Pennsylvania Senate Democrat Proposes Eligibility License for Guns

A day after the school shooting in Uvalde, Texas, Pennsylvania Democrats are calling for more stringent gun control in the state, with State Senator Art Haywood (D-Abington) proposing eligibility licenses for firearm purchases. 

Pennsylvania already administers licenses to carry firearms in Pennsylvania, for which any person who is at least 21 years old and has a clean record may apply.

Haywood’s bill would amend Title 18, Pennsylvania’s criminal code, to include an additional mandate that any state resident intending to buy a gun must apply for a permit to make that purchase. The state police, county sheriff or Philadelphia chief of police would issue the application. 

To obtain a purchasing license, an applicant would need to be at least 18 years old, reside in the Keystone State, have nothing on his or her record barring a gun purchase and complete a gun safety course. Police, military personnel and corrections officers would be among those exempt from the training course provision. 

Before the state grants a purchasing license, applicants would submit to a background check into his or her mental health, juvenile delinquency and criminal records. The prospective buyers would be fingerprinted and checked via federal and state databases. Should the commonwealth deny an eligibility permit, the denied party could petition a court to have his or her application reconsidered. 

“My goal is simple: to ensure that our communities are safe places for our children to grow,” Haywood wrote in a memorandum on his legislation. “This legislation is not intended to punish responsible gun owners.” 

Haywood added he is confident that his bill would meet constitutional scrutiny, recalling that Maryland has adopted a similar policy that federal courts have declined to nullify.

The senator cited data from the Johns Hopkins Center on Gun Policy and Research purporting to correlate state purchasing license requirements with lower firearm death rates relative to other states. Haywood underscored the example of Missouri, which he stated saw killings with guns jump after repeal of a permit-to-purchase law in 2007. Johns Hopkins posited that the statute’s cancellation led directly to 55 to 63 additional murders per year in Missouri.

When that study came out in 2014, it failed to impress John R. Lott of the Crime Prevention Research Center.
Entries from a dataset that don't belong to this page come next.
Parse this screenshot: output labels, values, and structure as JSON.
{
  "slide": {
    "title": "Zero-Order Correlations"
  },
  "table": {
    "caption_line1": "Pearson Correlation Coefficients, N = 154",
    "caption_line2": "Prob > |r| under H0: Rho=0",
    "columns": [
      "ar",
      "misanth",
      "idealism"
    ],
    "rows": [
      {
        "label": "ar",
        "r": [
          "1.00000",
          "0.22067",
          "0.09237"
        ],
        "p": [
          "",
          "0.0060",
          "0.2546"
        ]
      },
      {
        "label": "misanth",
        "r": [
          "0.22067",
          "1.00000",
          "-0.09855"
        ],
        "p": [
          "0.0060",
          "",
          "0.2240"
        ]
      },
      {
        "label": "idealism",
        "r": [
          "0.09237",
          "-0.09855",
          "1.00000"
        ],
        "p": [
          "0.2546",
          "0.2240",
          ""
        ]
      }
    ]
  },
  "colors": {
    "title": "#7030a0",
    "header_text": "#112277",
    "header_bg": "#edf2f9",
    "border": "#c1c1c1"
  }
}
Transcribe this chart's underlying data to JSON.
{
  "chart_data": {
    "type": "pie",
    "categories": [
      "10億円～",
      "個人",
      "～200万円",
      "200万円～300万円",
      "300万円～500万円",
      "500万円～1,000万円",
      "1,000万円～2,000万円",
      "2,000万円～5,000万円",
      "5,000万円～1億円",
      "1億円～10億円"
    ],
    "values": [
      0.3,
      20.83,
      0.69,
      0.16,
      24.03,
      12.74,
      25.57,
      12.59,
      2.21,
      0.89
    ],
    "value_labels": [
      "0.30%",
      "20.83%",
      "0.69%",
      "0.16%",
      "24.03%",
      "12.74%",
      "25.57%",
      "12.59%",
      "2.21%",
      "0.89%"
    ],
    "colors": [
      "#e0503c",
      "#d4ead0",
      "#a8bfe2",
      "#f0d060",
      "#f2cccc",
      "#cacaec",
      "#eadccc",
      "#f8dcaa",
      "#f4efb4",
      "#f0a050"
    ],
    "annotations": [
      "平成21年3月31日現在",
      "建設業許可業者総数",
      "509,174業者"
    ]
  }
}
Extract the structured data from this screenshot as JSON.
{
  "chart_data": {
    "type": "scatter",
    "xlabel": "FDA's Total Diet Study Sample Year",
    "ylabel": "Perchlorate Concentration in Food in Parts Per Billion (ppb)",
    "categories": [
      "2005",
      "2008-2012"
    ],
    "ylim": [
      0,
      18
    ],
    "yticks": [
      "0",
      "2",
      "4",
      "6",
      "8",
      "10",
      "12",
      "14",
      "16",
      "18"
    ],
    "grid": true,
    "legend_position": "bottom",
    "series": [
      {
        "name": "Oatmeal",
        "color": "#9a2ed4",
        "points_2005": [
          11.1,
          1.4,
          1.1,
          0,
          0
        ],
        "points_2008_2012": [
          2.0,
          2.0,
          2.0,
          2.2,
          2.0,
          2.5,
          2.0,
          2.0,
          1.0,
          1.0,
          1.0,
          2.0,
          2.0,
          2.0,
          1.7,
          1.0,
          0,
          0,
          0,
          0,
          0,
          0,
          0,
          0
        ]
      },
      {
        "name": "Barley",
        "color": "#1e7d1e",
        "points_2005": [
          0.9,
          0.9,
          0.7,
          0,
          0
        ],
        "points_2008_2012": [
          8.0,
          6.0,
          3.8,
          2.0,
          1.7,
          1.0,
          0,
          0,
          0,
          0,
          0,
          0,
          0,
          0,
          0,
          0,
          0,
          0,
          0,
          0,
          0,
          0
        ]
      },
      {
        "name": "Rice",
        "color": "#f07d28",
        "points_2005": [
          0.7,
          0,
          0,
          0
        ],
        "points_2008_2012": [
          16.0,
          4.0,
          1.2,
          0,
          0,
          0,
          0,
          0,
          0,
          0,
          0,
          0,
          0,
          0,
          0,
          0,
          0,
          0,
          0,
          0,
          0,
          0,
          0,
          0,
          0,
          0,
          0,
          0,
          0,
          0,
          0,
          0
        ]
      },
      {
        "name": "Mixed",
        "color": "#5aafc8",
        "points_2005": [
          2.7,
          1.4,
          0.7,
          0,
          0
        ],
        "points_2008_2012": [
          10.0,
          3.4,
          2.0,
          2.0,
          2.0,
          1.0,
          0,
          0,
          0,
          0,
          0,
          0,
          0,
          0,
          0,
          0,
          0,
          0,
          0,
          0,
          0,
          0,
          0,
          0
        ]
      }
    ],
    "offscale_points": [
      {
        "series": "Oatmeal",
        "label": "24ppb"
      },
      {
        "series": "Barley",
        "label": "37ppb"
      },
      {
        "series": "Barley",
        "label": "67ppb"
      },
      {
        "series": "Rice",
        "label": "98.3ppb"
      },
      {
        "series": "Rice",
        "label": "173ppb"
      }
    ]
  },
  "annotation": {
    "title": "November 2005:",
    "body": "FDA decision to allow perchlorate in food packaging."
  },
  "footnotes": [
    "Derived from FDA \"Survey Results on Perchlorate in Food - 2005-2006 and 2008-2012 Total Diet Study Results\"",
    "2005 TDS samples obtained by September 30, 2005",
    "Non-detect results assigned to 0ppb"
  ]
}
Lott observed that while homicides increased in Missouri by 17 percent in the five years after the state rescinded purchase licensing, deliberate killings rose by nearly one-third before the policy got repealed. 

“It’s just a very misleading claim” that ending permit-to-purchase drove murders up in the Show-Me State, he told The Pennsylvania Daily Star. 

In an analysis of the Johns Hopkins study, Lott mentioned he examined numerous comparable state laws and their effects in the third edition of his famous book More Guns, Less Crime. Therein, he determined those statutes put no discernible downward pressure on homicide rates. 

The scholar said policymakers will have more success preventing school shootings if they acknowledge that law-abiding citizens have greater capacity to protect themselves and those around them if they can carry guns. Teachers and staff could not do that in a gun-free zone like Robb Elementary School in Uvalde.

Tuesday’s Uvalde massacre, in which an 18-year-old killed 19 children and two teachers, is the second mass shooting in America this month, the other having occurred in Buffalo, New York, on May 14. Lott observed that the Buffalo shooter, 18-year-old Payton Gendron, wrote a manifesto in which he asserted that New York State’s strict gun-control laws make mass shootings easier to execute.

He furthermore recalled that the Crime Prevention Research Center discovered in a 2019 study that while 20 states permit school employees to carry guns, school shootings have consistently occurred in institutions disallowing the practice.

“I want people to do something [about these shootings], but I want people to do something that’s actually going to matter,” Lott said. “And what you need to deal with is: What’s the common feature in these things? The attack yesterday was yet another attack that occurred in a place where guns were banned.”